AI and ML will become a key component of enterprise data protection

As enterprises recognize the need to prevent data loss across their footprint, it is likely that they will increasingly leverage AI as a means of identifying and protecting their data. In conversations with customers about preventing data leakage, one challenge that frequently surfaces is that enterprises often lack visibility into all the places where their critical data lives, and are thus unable to classify and protect it using technologies like DLP. DLP remains an attractive option in the context of generative AI — we have a video here showing how DLP blocks source code from being entered into ChatGPT, for instance. However, lacking a complete understanding of their data, enterprises can find it challenging to create policies that prevent leakage when using these tools. 

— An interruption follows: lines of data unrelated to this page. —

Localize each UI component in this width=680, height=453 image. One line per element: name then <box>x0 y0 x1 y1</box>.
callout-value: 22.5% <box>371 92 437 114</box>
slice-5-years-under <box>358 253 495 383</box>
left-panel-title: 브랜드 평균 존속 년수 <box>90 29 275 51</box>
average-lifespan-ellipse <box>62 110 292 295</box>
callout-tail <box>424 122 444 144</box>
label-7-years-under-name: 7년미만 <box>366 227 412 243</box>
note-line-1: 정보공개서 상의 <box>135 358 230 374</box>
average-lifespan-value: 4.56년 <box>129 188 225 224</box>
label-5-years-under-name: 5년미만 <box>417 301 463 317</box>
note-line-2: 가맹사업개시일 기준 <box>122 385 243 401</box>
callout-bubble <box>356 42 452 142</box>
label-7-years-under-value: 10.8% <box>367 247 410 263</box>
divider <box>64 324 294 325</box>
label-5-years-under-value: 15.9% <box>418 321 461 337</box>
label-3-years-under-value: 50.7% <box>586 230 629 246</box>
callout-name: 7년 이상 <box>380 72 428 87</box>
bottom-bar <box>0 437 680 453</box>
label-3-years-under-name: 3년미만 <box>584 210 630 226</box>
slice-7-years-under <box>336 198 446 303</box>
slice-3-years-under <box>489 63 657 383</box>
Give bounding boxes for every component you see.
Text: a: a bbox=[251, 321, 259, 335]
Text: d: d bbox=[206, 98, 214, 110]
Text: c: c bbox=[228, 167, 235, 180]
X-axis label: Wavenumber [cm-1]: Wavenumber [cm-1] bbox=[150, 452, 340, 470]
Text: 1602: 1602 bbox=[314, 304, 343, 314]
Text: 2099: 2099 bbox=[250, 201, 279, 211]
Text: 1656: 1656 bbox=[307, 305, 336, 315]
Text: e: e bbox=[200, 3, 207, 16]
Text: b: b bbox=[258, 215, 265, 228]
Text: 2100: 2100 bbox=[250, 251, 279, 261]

As a result, we anticipate that enterprises will increasingly leverage AI as a way to gain data visibility and improve their data hygiene. Using ML, for instance, it is now possible to discover and classify sensitive data automatically, such as financial and legal documents, PII and medical data, and much more. From there, enterprises will take the next step and use these ML-driven data categories as the basis of DLP policy — thus preventing data loss when using tools like ChatGPT.

AI will transform how enterprises understand risk and security from the top down

We’ve talked about how  enterprises are adopting generative AI tools to transform business. Broadening out, it’s also possible to anticipate the ways AI will become a core business function, specifically from the perspective of risk and security. While enterprises currently leverage AI to unleash new potential and insights across IT, technology, marketing, customer experience, and more, they will increasingly look to AI and ML to transform how they view risk. Here are three key roles that AI will increasingly play for security:

  1. Provide a comprehensive view of risk. In conversations with customers, we hear that enterprises commonly have limited visibility and fragmented or delayed data around enterprise risk. In much the same way that AI can help discover and classify data, we predict enterprises will use AI to visualize and quantify risk across their entire footprint. This includes gaining comprehensive insights and risk scoring across their attack surface and across their business entities —including their workforce, applications, assets, and third parties. 
  2. Deliver top-down visualization and reporting. Similarly, enterprises will leverage AI to gain top-down and board-level visualizations of their risk — a critical but rarely-achieved goal. Enterprises will use these insights to uncover and drill down into their top contributing factors to risk, including the ability to quantify the financial impact of exposures. 
  3. Drive prioritized remediation. Finally, enterprises will seek AI tools that allow them to automatically gain prioritized security actions and policy recommendations, which are tied to their key risk drivers and which quantifiably improve the security of their organization.